养不熟(6)

2026-07-01

  “是不太好,可总不能让他睡沙发吧?”李慧思拧眉思索片刻,想起来,“对了,书房是不是有个沙发床?买回来就没用过我差点忘了。”

  闻瑛点头。

  李慧思说:“你去把它放下来,一会儿我给他铺床。”

  书房一直是闻瑛的父亲用得比较多,以前书架满满当当,除了他爱看的那些国内外文学书,剩下的都是他自己的出版作品。

  他是个作家,在文联工作,白天去单位上班,晚上回家读书写作,朝九晚五,日子过得很是清闲,单位还隔三岔五地组织集体采风活动,去外地游山玩水。

  可能就是太过清闲,才有如此充裕的时间搞婚外恋,养私生子。

  闻瑛打开书房门,看到满墙书架清空了大半,父亲常用的办公桌椅也搬走了,如今那个位置铺着一块黄色的大地毯,地毯上放着摇摇椅,圆形小几和一盏落地灯。
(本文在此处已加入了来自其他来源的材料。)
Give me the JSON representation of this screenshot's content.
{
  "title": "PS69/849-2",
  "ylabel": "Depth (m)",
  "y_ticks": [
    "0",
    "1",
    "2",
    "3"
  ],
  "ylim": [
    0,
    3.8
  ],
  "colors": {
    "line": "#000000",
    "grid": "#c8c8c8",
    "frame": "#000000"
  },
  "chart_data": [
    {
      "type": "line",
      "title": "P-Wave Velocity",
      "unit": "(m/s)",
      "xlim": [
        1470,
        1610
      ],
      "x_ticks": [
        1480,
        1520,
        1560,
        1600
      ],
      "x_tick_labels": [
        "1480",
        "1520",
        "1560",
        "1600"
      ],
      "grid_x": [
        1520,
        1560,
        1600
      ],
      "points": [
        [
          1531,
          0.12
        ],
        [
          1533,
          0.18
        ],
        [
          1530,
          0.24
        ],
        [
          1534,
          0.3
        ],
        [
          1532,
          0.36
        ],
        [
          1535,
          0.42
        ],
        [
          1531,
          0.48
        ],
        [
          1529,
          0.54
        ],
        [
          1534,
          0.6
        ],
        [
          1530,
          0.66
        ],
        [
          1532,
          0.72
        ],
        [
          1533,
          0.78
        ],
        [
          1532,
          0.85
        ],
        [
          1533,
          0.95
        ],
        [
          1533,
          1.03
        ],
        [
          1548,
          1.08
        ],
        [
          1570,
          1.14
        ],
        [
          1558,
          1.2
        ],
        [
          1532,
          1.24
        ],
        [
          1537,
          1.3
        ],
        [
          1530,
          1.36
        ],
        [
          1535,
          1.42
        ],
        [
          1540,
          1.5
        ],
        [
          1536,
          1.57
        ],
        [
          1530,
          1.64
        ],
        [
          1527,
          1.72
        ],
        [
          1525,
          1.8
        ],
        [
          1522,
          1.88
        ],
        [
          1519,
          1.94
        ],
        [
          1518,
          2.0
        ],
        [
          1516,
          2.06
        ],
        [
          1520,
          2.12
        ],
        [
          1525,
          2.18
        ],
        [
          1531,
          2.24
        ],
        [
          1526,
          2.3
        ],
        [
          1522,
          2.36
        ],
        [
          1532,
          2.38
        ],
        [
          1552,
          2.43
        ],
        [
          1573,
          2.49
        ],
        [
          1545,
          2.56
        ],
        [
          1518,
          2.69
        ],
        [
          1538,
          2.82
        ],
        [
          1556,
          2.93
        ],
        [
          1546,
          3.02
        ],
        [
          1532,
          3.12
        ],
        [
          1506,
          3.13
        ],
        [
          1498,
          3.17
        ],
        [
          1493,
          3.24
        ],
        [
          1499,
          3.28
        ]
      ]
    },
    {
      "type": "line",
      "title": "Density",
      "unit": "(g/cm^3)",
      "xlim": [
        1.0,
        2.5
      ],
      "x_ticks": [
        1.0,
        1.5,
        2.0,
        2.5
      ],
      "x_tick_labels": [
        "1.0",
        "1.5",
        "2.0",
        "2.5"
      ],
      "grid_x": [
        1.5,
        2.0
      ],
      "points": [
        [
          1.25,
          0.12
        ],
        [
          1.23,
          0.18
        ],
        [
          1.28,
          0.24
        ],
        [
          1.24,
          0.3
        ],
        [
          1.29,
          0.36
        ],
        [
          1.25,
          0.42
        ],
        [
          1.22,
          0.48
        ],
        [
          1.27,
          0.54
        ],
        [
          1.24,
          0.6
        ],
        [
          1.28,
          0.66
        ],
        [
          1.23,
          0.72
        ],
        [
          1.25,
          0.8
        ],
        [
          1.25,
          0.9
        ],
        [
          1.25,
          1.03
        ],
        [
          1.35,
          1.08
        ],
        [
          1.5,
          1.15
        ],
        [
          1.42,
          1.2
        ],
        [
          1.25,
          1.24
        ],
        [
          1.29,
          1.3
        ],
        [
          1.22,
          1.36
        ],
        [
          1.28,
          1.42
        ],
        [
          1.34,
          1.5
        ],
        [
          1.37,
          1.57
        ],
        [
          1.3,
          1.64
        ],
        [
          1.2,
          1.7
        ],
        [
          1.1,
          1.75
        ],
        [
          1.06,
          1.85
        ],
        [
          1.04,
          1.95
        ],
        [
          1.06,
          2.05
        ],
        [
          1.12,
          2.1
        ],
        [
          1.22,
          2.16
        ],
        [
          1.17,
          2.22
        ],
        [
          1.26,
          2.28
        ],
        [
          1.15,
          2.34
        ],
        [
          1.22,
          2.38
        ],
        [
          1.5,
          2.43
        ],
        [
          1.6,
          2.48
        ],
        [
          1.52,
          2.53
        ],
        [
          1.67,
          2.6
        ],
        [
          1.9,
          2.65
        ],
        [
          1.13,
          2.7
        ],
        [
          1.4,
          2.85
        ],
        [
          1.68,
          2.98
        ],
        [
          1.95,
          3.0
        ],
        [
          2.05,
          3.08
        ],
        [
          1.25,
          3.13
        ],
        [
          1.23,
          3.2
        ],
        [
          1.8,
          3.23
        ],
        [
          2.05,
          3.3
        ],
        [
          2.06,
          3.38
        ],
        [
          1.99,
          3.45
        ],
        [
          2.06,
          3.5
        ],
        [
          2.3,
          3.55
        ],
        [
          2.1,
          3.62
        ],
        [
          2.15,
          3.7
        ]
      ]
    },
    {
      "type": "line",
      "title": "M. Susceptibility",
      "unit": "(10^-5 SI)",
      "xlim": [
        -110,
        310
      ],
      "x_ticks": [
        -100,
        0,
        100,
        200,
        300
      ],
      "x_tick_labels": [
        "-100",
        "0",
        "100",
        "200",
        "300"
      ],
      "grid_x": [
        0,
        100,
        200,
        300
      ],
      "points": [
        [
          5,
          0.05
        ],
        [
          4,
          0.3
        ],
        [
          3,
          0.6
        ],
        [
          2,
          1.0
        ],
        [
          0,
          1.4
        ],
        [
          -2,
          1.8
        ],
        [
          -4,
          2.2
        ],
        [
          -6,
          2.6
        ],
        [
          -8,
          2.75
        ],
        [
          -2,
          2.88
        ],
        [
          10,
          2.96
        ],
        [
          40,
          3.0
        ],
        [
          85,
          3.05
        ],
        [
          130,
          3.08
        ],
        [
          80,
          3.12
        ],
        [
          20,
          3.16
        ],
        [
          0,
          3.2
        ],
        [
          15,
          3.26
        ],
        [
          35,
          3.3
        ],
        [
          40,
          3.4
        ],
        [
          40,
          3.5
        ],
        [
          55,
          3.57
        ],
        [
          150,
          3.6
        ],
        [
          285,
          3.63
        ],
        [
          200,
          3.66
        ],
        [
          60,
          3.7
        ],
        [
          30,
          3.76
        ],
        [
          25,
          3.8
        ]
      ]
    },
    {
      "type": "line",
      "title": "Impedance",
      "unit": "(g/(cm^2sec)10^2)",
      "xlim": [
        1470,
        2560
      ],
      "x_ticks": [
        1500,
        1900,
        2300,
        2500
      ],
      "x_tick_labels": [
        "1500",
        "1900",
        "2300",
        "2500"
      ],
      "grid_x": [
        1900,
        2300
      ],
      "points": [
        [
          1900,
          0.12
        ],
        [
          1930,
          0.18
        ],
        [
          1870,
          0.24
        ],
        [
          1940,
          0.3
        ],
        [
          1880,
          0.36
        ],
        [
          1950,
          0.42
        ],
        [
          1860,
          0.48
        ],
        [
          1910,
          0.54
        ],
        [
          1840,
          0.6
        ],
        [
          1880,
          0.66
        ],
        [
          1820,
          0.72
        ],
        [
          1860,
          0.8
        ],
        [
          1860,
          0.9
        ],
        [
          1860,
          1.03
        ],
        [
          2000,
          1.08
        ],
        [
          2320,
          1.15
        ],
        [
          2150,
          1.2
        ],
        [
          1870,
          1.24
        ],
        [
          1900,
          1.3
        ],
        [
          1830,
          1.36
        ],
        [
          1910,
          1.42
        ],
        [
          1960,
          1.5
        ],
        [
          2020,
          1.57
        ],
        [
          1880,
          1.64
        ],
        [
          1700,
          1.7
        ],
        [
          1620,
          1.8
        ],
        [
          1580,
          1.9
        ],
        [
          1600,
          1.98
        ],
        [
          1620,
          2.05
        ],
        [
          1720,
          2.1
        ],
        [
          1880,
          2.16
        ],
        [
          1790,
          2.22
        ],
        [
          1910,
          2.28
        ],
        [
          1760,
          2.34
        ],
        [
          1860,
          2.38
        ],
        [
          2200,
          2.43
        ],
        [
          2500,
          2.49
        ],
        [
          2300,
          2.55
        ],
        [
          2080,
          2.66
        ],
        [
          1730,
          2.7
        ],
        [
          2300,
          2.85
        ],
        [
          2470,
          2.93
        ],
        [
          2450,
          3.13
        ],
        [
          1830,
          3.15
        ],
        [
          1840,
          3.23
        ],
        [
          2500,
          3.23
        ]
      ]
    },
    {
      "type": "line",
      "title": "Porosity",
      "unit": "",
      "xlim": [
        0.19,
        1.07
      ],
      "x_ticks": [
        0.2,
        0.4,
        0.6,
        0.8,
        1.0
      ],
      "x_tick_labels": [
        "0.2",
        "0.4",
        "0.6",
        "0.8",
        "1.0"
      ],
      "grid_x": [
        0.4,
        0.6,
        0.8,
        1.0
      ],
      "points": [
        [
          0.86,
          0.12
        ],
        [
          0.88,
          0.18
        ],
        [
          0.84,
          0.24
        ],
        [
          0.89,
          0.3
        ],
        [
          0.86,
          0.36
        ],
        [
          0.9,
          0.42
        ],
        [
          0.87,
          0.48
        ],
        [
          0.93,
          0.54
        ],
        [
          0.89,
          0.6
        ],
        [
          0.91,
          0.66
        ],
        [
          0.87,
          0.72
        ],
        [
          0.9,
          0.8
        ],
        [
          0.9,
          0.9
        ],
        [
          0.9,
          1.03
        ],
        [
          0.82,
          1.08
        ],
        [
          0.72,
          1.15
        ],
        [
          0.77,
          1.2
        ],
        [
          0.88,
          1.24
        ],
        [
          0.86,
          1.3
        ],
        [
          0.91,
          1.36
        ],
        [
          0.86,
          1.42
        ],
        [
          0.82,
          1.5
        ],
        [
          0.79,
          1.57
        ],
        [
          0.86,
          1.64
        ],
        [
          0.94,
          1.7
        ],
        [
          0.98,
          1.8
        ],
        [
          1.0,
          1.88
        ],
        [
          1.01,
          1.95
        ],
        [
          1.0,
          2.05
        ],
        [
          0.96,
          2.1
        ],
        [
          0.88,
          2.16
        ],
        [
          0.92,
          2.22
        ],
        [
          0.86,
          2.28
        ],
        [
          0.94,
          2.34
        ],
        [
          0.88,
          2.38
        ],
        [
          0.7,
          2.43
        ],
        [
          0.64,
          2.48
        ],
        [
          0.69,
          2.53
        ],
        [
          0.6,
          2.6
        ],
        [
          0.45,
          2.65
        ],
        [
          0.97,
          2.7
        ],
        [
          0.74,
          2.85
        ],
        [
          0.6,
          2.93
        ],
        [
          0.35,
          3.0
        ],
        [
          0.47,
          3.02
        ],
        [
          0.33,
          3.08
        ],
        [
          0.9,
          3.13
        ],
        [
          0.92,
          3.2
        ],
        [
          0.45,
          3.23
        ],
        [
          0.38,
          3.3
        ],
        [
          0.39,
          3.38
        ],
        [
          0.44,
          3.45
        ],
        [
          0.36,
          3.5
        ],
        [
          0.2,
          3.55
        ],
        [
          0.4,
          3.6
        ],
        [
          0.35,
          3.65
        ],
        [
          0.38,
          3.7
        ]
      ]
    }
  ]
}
  父亲刚过世时,李慧思问过他:“你爸爸的那些书你想不想留着?”

  闻瑛很干脆地说:“不要。”

  于是,父亲生前引以为傲的那些出版作品与获奖证书,全部五毛一斤卖了废纸。

  闻瑛把靠墙的沙发床放平,书房外传来吹风机的嗡嗡声,李慧思应该在给姜恩重吹头发了。

  他走出去,浴室的门是敞开的,闻瑛没有往里看,径直回了房间。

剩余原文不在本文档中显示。